Welcome to Biomaterials & Drug Controlled Release Laboratory
Biocompatible and biodegradable polymeric materials have attracted considerable attention in the biomedical applications. With being elaborately designed and modified with pertinent chemical moieties, these functionalized polymers exhibit unique features capable of adjusting their physicochemical properties in response to environmental stimuli such as pH, temperature, light and/or electromagnetic field. The stimuli-responsive polymeric materials provide the opportunities to develop smart drug delivery nanoplatforms for delivery of diagnostics and/or therapeutics in a controllable manner. The biodistribution and blood circulation half-life of hydrophobic chemotherapy agents, such as paclitaxel, doxorubicin and SN38, can be largely improved by the confinement in nanoparticles (NPs).
Currently, the targeting of NP-based chemotherapeutics to tumors is usually achieved by the enhanced permeability and retention (EPR) effect and surface implementation of pertinent ligands capable of specifically binding with cancer cells. For instance, the targeting is often attained by surface modification of drug nanocarriers with the targeting ligand-conjugated poly(ethylene glycol) (PEG), concomitantly in an attempt to efficiently increase drug residence in blood circulation and reduce recognition and phagocytosis by mononuclear phagocyte system. Upon the arrival at the tumor sites via the EPR effect, the smart nanocarriers tend to dissociate and release therapeutic payloads by changing their conformation and molecular packing in response to stimuli occurring within tumor microenvironment.

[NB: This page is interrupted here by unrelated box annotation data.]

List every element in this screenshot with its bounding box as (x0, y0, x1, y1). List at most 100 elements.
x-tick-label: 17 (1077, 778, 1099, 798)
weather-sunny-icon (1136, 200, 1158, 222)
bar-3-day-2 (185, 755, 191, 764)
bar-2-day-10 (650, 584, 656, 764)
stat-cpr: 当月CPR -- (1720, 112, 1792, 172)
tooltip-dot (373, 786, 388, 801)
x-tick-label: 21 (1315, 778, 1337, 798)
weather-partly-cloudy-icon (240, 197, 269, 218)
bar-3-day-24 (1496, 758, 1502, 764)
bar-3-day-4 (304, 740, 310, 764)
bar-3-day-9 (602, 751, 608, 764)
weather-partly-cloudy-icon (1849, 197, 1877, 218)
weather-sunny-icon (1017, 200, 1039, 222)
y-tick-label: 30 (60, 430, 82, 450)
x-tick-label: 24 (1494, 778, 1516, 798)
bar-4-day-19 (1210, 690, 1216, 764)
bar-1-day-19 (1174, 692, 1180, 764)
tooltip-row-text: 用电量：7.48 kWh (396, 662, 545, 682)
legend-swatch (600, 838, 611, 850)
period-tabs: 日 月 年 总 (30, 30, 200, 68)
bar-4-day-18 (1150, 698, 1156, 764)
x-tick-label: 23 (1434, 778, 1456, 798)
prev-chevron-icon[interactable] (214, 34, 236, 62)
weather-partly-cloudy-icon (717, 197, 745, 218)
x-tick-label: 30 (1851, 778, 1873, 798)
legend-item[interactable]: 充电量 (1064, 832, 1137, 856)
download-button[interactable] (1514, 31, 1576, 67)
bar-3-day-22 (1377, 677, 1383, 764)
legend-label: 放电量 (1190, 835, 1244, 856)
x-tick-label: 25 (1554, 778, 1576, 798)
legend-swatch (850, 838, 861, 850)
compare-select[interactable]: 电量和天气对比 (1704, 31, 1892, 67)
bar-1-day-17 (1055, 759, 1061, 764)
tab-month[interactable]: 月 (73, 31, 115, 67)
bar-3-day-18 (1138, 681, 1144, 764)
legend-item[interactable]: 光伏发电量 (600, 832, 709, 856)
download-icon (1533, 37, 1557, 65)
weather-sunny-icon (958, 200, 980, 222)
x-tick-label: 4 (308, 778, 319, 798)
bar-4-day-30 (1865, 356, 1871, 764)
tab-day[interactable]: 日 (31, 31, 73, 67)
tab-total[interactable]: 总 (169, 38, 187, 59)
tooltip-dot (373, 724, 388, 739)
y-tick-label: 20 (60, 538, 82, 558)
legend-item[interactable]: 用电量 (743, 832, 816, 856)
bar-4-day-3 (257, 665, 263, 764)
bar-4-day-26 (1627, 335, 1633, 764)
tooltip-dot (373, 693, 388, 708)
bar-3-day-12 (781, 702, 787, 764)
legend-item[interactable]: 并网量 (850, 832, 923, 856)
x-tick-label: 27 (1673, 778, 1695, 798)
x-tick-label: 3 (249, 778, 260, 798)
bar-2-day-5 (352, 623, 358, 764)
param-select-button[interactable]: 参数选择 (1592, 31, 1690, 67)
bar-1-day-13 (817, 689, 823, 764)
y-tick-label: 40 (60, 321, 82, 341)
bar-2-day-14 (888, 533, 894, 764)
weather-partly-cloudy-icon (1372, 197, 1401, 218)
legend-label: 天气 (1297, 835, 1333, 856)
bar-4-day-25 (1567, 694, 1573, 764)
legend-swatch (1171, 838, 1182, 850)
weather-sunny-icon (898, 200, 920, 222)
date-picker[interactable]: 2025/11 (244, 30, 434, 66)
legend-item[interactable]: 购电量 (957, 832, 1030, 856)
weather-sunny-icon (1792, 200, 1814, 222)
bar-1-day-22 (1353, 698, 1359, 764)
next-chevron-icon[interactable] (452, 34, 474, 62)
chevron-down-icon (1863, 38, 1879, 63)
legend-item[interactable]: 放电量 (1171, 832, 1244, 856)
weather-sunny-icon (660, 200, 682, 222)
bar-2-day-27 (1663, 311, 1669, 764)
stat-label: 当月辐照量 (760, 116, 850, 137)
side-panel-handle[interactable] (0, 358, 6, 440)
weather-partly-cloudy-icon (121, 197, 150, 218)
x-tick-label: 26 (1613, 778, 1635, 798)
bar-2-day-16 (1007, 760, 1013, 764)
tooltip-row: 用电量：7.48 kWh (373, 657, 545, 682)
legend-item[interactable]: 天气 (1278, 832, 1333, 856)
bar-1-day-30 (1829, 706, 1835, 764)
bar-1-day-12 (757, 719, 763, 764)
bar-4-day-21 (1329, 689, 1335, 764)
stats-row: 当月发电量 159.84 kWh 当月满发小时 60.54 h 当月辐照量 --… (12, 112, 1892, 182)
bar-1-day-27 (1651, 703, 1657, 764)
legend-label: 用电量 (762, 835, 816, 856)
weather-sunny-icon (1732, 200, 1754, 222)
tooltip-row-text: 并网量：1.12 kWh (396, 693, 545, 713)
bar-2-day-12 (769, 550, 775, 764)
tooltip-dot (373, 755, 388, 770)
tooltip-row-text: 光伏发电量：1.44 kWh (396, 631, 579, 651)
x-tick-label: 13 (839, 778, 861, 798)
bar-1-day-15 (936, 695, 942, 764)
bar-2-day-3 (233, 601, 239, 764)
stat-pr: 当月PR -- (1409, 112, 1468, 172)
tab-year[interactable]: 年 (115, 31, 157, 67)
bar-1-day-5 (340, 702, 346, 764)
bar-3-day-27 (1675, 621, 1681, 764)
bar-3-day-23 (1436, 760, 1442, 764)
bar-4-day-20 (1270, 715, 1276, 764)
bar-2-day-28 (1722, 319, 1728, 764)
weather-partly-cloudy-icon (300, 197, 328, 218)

The pronounced cytotoxicity against cancer cells in tumors can thus be activated by the actions of released chemotherapeutics.

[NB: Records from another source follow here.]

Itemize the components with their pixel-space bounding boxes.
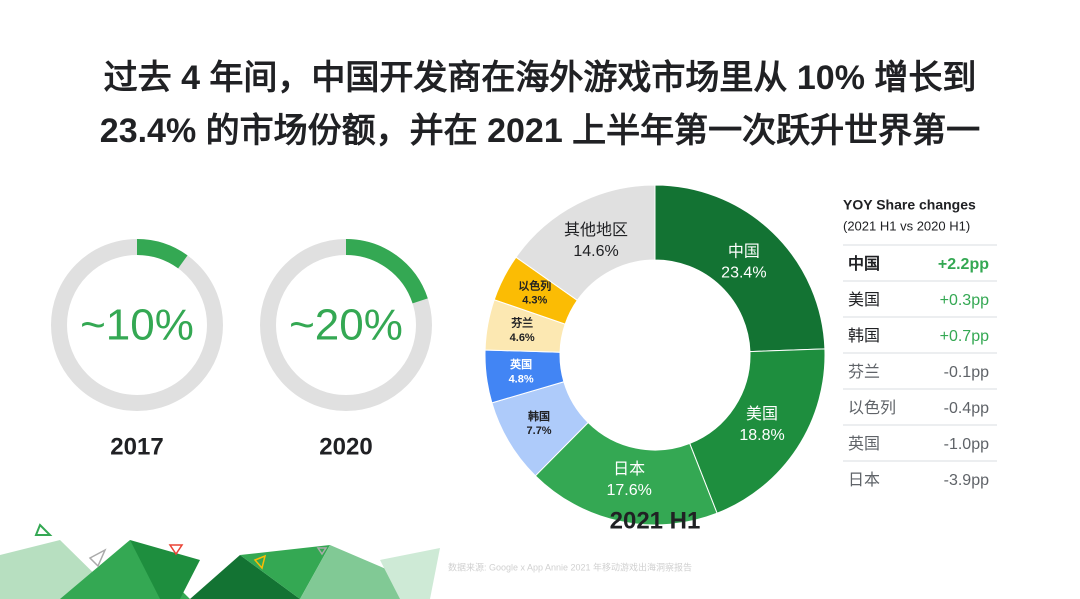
table-cell: +0.3pp bbox=[940, 292, 989, 309]
ring-label: ~10% bbox=[80, 301, 194, 350]
table-cell: -3.9pp bbox=[944, 472, 989, 489]
table-cell: 芬兰 bbox=[848, 363, 880, 381]
slice-category: 其他地区 bbox=[564, 221, 628, 239]
slice-category: 日本 bbox=[613, 460, 645, 478]
table-cell: +2.2pp bbox=[938, 256, 989, 273]
ring-progress bbox=[136, 239, 188, 269]
table-cell: -0.4pp bbox=[944, 400, 989, 417]
slice-value: 4.6% bbox=[510, 332, 535, 344]
decoration bbox=[0, 523, 440, 599]
ring-year: 2020 bbox=[319, 433, 372, 460]
ring-progress bbox=[345, 239, 428, 304]
table-cell: -0.1pp bbox=[944, 364, 989, 381]
title-line: 过去 4 年间，中国开发商在海外游戏市场里从 10% 增长到 bbox=[104, 58, 977, 97]
table-cell: 韩国 bbox=[848, 327, 880, 345]
slice-category: 芬兰 bbox=[510, 316, 533, 330]
slice-value: 14.6% bbox=[573, 243, 618, 260]
slice-value: 17.6% bbox=[606, 482, 651, 499]
table-title: YOY Share changes bbox=[843, 197, 976, 213]
donut-title: 2021 H1 bbox=[610, 507, 701, 534]
ring-label: ~20% bbox=[289, 301, 403, 350]
slice-category: 韩国 bbox=[528, 409, 550, 423]
slice-category: 美国 bbox=[746, 405, 778, 423]
slice-value: 4.3% bbox=[522, 295, 547, 307]
slice-category: 中国 bbox=[728, 243, 760, 261]
slice-value: 7.7% bbox=[527, 425, 552, 437]
slice-value: 18.8% bbox=[739, 427, 784, 444]
table-cell: 日本 bbox=[848, 471, 880, 489]
slice-category: 以色列 bbox=[518, 278, 551, 292]
table-cell: 以色列 bbox=[848, 399, 896, 417]
slice-category: 英国 bbox=[509, 357, 532, 371]
table-cell: 美国 bbox=[848, 291, 880, 309]
table-cell: 中国 bbox=[848, 254, 880, 273]
source-note: 数据来源: Google x App Annie 2021 年移动游戏出海洞察报… bbox=[448, 561, 692, 572]
donut-slice bbox=[689, 348, 826, 514]
donut-slice bbox=[534, 421, 718, 526]
slice-value: 23.4% bbox=[721, 264, 766, 281]
donut-slice bbox=[515, 184, 656, 302]
table-cell: +0.7pp bbox=[940, 328, 989, 345]
donut-slice bbox=[654, 184, 826, 353]
table-cell: 英国 bbox=[848, 435, 880, 453]
title-line: 23.4% 的市场份额，并在 2021 上半年第一次跃升世界第一 bbox=[100, 111, 980, 150]
table-subtitle: (2021 H1 vs 2020 H1) bbox=[843, 218, 970, 233]
ring-year: 2017 bbox=[110, 433, 163, 460]
table-cell: -1.0pp bbox=[944, 436, 989, 453]
slice-value: 4.8% bbox=[509, 373, 534, 385]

Our research laboratory is well-equipped for design, synthesis and development of smart drug carriers and targeted delivery and controlled release of therapeutics in vitro and in vivo. We have been utilizing stimuli-responsive polymers for fabrication of micro- and nano-scale assemblies with high sensitivity to external stimuli such as acidic pH, excess glutathione or reactive oxygen species in tumor microenvironment or external non-invasive energy treatment; for instance, by near-infrared light irradiation, focused ultrasound or alternating magnetic field exposure. Our current research interests include the exploitation of smart nanomedicines for cancer theranostic applications and adoption of tumortropic immune/stem cells as cellular Trojan horses to deliver therapeutics and diagnostics to deep tumor tissues which are difficult to be treated with conventional nanomedicine delivery approaches. We have demonstrated the promising potential of cell-based delivery in chemotherapy of tumor hypoxia or brain tumors protected by the blood brain barrier.